This isn't a firm proposal — just consolidating the discussions we've had across several issues and PRs, along with some of my thinking on where this could go. Opening this to get everyone's input in one place and encourage more!

Next steps:

  1. Discuss here — poke holes, raise concerns, add ideas
  2. Generally agree on the shape of the approach
  3. Write a design document (PR) for sharper, per-line discussion

Context

yolo needs to create arbitrary, persistent development environments for each project.
Today, every time someone needs a tool in the image, we hit the same debate: add it to the Dockerfile? Make it an --extras flag? A separate image?

This has come up repeatedly:

The --extras pattern was a good stopgap, but we can't encode install instructions for every tool every user might want. Meanwhile, yolo is fully capable of constructing environments ephemerally, but ephemeral environments aren't ideal for development — they need to be reconstructed every time.

Target audience

Our primary users are scientists, not software engineers.
Most will never write a Dockerfile and shouldn't have to.
Whatever we design, the common case needs to be as simple as adding a package name to a config file.

Discussion: How should environment customization work?
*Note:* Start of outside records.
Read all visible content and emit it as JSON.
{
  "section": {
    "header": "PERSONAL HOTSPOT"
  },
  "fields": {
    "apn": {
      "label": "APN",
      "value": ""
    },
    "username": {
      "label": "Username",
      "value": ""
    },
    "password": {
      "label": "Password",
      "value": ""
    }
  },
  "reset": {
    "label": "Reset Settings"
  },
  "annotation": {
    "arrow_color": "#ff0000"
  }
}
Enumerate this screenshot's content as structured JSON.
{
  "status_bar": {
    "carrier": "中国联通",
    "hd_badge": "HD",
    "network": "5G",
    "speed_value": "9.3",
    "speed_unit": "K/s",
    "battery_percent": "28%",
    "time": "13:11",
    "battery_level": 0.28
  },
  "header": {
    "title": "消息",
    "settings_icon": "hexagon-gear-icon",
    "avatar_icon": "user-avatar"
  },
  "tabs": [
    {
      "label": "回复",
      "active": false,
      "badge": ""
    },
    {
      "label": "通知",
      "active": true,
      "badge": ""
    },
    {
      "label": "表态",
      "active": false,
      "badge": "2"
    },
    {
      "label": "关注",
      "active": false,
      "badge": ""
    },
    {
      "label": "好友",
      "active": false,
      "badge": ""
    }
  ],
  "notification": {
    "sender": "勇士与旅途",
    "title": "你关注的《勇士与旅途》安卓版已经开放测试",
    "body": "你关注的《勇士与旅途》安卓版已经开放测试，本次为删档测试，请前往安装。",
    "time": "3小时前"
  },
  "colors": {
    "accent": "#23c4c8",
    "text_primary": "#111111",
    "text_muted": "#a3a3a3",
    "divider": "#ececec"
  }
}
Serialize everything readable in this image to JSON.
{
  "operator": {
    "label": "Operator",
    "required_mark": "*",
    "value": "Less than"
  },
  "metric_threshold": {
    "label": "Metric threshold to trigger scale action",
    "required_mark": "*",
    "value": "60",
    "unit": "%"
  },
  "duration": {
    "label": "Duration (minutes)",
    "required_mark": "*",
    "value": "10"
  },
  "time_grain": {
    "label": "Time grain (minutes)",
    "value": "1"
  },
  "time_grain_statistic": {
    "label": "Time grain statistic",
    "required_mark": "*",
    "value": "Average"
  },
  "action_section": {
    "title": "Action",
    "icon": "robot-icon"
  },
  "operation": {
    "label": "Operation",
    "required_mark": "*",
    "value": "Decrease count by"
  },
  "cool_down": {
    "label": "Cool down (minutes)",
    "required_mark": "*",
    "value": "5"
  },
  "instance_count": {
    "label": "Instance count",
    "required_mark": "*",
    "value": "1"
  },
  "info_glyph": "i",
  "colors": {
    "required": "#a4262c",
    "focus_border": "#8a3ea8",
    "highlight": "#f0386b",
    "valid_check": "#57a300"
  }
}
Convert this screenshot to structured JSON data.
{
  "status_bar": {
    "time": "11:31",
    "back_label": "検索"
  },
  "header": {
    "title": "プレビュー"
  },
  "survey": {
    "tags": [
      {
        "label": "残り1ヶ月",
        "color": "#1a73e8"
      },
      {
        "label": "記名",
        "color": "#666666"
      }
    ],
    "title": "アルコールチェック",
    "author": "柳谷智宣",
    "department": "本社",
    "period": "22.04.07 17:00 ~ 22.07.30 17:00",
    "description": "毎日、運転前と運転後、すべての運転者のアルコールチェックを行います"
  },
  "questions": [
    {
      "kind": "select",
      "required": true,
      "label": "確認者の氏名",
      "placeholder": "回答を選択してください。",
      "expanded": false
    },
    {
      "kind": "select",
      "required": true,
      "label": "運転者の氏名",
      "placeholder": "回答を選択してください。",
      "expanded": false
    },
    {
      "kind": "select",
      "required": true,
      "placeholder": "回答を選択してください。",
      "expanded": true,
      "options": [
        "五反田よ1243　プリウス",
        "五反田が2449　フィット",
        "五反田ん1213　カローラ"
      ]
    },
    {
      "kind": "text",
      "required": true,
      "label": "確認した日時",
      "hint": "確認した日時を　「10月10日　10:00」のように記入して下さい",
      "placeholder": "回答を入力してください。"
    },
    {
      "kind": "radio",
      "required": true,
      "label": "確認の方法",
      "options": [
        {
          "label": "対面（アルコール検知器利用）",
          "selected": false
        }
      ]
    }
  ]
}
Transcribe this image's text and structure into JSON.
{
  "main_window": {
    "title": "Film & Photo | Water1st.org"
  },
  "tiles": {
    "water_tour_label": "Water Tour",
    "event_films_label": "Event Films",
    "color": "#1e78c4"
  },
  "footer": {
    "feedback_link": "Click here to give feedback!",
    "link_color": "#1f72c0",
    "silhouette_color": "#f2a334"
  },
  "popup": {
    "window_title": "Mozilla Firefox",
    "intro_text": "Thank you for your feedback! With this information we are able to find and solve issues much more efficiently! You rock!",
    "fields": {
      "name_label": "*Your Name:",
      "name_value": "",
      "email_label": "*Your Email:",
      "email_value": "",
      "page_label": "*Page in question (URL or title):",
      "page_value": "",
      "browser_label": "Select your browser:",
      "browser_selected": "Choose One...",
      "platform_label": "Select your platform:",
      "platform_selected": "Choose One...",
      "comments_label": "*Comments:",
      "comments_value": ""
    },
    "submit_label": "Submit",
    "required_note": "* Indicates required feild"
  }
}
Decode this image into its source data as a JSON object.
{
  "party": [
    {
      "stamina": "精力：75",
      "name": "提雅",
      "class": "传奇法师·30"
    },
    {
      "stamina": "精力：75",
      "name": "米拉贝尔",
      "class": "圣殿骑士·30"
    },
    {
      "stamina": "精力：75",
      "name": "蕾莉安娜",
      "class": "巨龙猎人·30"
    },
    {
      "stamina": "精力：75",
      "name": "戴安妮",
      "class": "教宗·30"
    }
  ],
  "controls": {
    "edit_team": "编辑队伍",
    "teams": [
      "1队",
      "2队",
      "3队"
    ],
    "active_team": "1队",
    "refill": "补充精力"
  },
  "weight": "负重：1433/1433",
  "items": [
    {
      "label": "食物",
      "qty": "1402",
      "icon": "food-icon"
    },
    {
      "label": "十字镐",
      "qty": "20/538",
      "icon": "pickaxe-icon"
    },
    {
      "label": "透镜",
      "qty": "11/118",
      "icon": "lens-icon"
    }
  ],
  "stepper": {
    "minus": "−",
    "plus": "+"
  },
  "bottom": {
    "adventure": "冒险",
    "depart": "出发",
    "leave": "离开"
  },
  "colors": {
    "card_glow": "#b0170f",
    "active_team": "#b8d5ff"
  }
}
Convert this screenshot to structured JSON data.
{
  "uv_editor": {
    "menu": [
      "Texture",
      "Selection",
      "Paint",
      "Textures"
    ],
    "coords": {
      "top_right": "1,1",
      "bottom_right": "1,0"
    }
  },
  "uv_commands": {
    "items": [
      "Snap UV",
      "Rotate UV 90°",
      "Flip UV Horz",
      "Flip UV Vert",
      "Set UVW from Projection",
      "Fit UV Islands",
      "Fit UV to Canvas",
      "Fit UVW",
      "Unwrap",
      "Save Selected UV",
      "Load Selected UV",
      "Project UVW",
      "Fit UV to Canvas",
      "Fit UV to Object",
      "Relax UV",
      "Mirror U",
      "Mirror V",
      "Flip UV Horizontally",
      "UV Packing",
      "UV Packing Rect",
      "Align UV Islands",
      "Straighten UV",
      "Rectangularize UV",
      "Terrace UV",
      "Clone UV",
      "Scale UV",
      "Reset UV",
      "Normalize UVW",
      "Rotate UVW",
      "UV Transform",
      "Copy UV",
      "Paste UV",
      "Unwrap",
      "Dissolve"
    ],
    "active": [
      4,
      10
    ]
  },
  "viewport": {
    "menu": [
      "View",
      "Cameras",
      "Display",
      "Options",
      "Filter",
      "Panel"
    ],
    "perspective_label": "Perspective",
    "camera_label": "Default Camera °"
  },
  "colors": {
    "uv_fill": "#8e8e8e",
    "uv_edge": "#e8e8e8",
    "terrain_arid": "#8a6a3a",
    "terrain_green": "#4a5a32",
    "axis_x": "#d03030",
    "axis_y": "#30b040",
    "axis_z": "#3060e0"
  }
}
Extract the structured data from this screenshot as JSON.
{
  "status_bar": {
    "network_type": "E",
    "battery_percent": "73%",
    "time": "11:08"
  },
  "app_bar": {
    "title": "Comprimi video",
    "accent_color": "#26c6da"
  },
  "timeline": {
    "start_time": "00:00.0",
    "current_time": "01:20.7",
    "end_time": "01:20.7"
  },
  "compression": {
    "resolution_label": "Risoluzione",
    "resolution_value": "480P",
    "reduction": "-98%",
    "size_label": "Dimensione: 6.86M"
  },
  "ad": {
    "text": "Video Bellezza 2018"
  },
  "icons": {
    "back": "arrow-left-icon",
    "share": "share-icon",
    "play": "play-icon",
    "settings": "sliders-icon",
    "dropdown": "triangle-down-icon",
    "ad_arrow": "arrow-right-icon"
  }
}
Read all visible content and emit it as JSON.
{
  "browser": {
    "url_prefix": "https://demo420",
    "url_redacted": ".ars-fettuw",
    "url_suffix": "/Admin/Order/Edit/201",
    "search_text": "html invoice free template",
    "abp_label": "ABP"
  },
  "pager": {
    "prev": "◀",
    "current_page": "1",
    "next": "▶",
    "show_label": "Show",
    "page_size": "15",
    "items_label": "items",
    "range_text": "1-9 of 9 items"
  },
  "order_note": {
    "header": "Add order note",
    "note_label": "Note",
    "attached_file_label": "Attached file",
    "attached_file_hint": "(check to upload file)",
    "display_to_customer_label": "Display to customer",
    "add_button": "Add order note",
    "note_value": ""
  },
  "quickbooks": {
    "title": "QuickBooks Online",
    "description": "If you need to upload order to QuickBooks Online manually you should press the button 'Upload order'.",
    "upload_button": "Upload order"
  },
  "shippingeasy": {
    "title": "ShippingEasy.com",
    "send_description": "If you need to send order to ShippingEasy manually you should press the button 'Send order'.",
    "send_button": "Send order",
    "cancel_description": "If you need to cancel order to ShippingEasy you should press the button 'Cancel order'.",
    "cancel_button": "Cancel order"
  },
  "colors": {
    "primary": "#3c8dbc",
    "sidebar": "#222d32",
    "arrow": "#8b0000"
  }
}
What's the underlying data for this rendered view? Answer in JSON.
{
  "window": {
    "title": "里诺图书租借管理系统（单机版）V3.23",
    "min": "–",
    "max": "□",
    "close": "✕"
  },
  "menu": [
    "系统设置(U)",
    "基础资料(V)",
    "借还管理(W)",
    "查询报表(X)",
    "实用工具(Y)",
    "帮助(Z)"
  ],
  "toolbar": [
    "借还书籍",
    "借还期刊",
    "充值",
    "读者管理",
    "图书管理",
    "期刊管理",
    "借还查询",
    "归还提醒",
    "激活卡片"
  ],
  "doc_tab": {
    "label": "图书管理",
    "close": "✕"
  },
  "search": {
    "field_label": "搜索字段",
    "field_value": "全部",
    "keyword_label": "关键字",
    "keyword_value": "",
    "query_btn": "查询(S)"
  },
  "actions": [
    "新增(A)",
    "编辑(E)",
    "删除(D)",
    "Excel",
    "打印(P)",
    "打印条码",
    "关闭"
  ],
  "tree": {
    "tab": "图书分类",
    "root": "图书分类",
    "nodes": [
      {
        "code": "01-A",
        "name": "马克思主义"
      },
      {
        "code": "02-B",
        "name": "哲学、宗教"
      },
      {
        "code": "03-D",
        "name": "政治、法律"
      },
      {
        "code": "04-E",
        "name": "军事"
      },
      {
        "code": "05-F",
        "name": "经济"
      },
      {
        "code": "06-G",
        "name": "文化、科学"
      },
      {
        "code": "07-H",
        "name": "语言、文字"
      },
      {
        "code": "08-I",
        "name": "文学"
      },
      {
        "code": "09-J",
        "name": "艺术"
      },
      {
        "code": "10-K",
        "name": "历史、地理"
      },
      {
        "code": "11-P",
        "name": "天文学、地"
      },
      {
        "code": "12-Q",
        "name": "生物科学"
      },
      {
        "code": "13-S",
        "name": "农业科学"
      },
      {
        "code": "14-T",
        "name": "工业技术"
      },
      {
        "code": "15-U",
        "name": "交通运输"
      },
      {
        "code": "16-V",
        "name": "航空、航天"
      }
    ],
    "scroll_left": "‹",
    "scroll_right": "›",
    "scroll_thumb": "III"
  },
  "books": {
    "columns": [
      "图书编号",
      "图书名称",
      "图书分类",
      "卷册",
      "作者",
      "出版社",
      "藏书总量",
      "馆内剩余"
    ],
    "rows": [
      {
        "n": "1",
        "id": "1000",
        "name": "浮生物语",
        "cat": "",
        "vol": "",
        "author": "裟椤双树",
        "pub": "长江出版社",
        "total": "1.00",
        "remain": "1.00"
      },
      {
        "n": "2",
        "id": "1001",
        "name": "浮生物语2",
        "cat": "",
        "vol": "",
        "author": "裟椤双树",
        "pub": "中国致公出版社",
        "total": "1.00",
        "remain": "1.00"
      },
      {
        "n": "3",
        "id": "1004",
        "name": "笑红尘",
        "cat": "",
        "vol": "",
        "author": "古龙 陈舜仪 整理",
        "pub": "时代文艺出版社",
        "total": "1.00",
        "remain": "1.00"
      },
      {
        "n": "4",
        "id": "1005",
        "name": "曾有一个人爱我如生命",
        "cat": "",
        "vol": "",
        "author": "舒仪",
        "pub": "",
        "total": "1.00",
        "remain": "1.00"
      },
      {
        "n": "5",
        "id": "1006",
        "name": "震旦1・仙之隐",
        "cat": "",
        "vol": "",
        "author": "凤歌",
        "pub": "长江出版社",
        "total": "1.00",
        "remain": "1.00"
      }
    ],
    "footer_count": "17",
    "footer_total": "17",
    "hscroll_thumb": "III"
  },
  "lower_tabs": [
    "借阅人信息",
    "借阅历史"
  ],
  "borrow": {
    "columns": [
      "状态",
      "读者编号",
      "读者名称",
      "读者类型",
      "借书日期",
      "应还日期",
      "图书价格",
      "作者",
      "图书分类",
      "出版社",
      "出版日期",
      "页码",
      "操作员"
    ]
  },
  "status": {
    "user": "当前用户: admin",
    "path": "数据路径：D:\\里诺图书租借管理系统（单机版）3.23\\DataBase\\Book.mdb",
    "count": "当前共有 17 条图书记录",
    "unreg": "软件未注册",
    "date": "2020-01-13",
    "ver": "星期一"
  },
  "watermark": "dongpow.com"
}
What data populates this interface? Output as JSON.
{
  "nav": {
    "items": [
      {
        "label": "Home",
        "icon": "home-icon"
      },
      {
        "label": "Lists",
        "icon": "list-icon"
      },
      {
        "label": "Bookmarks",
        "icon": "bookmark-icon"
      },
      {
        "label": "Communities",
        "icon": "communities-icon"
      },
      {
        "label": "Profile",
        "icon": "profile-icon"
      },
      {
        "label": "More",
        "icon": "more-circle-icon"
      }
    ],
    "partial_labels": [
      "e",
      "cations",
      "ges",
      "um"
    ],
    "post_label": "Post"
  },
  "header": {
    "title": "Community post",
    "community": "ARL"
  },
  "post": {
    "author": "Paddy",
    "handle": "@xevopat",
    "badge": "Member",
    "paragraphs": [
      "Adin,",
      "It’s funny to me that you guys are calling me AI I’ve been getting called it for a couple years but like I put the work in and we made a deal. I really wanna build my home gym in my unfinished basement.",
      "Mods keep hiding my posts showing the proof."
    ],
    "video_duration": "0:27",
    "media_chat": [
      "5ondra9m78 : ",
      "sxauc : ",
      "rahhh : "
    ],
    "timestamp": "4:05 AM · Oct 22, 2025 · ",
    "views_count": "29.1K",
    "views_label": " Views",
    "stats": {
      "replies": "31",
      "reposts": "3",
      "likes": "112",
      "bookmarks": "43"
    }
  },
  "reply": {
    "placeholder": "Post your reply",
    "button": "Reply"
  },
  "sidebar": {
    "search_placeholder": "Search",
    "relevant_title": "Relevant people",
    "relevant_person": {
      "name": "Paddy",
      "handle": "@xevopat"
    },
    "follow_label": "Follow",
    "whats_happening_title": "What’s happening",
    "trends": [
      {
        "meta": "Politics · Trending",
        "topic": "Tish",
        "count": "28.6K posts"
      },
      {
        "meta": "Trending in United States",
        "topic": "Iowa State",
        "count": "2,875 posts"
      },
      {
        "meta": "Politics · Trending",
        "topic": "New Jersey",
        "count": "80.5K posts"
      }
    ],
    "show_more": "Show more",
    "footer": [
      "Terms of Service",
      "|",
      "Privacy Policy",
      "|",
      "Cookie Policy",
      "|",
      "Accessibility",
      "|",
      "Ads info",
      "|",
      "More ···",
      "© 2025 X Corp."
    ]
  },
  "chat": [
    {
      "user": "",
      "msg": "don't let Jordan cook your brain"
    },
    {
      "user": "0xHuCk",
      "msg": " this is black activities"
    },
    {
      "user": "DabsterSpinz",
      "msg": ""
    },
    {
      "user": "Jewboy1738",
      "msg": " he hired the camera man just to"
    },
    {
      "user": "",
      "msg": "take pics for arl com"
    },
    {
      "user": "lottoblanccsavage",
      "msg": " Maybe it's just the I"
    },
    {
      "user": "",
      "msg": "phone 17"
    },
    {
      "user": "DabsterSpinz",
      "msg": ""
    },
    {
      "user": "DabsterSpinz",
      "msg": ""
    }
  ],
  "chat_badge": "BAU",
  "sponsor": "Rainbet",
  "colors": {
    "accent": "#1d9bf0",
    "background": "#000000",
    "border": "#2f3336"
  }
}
Some directions that have come up in prior discussions, consolidated here.

Pre-built base images

Publish a base image to a registry so yolo works out of the box with no build step.
What goes in the base? Just the minimum, or opinionated with group tools like datalad?

Config-driven packages

Let users list packages in config files (apt, pip, etc.) without writing a Dockerfile:

# in .git/yolo/config or ~/.config/yolo/config
YOLO_APT_PACKAGES=(ffmpeg imagemagick)
YOLO_PIP_PACKAGES=(datalad)

This could be the primary customization path for most users — a scientist who needs ffmpeg just adds it to their project config.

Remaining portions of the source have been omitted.